For more advanced tequila drinkers, you can start to recognize different NOMs (Norma Oficial Mexicana), or 4-digit codes that denote a tequila’s originating distillery: “If something’s coming from NOM 1579, which is the El Pandillo distillery, I know that that’s going to be a good quality product, even if I’ve never tried that specific tequila. Whereas if I’m getting something from the José Cuervo NOM , chances are it’s mass produced, they’re using additives, and it’s not a very good product. They’re using immature agave, and that’s why they have to use additives to sweeten it up, make it drinkable.”
Between the field and the glass, agave passes through many complex and intersecting systems. The issues with the modern tequila industry extend from farming and production practices to labor exploitation and lack of government regulation. Though it is easy to become frustrated with the whirlwind of interests entangled in consciously consuming tequila, we are not without hope! With increased attention being brought to the industry by enthusiasts like the Tequila Collective, and even celebrities shining a mainstream spotlight on the spirit, there is pressure on the market to enhance transparency and give consumers more insight into what has been happening behind closed distillery doors. Additionally, as the craft tequila market continues to grow, there is more demand for small-production tequilas made from sustainably farmed agaves as is true to the spirit’s roots.

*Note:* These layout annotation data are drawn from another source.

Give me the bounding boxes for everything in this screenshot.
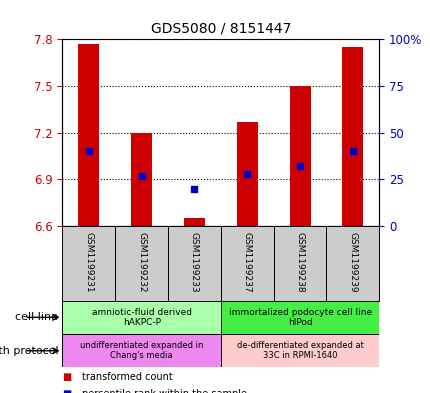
Bar: [78, 44, 99, 226]
Text: cell line: cell line: [15, 312, 58, 322]
Title: GDS5080 / 8151447: GDS5080 / 8151447: [150, 21, 290, 35]
Bar: [62, 301, 221, 334]
Text: ■: ■: [62, 389, 71, 393]
Text: percentile rank within the sample: percentile rank within the sample: [82, 389, 246, 393]
Text: undifferentiated expanded in
Chang's media: undifferentiated expanded in Chang's med…: [80, 341, 203, 360]
Text: amniotic-fluid derived
hAKPC-P: amniotic-fluid derived hAKPC-P: [92, 308, 191, 327]
Text: transformed count: transformed count: [82, 372, 172, 382]
Text: GSM1199239: GSM1199239: [347, 232, 356, 292]
Bar: [221, 301, 378, 334]
Bar: [62, 334, 221, 367]
Bar: [131, 132, 152, 226]
Bar: [62, 226, 115, 301]
Text: growth protocol: growth protocol: [0, 346, 58, 356]
Text: immortalized podocyte cell line
hIPod: immortalized podocyte cell line hIPod: [228, 308, 371, 327]
Bar: [221, 334, 378, 367]
Bar: [168, 226, 221, 301]
Bar: [289, 86, 310, 226]
Text: GSM1199233: GSM1199233: [190, 232, 199, 292]
Text: GSM1199238: GSM1199238: [295, 232, 304, 292]
Bar: [184, 218, 205, 226]
Bar: [115, 226, 168, 301]
Text: GSM1199237: GSM1199237: [242, 232, 251, 292]
Text: de-differentiated expanded at
33C in RPMI-1640: de-differentiated expanded at 33C in RPM…: [236, 341, 362, 360]
Bar: [326, 226, 378, 301]
Text: ■: ■: [62, 372, 71, 382]
Bar: [236, 122, 257, 226]
Bar: [221, 226, 273, 301]
Bar: [273, 226, 326, 301]
Text: GSM1199232: GSM1199232: [137, 232, 146, 292]
Bar: [341, 47, 362, 226]
Text: GSM1199231: GSM1199231: [84, 232, 93, 292]
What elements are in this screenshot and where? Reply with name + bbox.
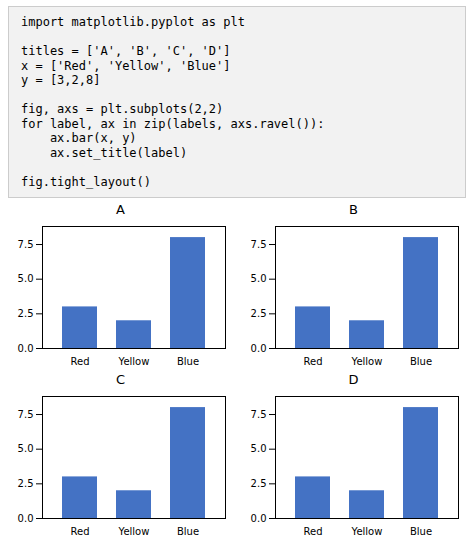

Julia Cooper’s Good Libation: My personal recommendation for a great quality tequila made with sustainability in mind is La Gritona Reposado. La Gritona is completely woman-owned and operated, made with fully matured agave in a diffuser-free facility, and bottled entirely in recycled glass accumulated within a mile radius of the distillery. The first time I tried La Gritona, I enjoyed sipping it straight up — something I never thought possible based on my prior tequila experiences! Nowadays, I love using La Gritona to add a smokey depth to fresh-squeezed, agave-sweetened lemonade (or limeade, depending on what citrus I have on hand).
La Gritona is available throughout the United States. If you’re not seeing it on the shelves, put in a request with the staff at your local liquor store!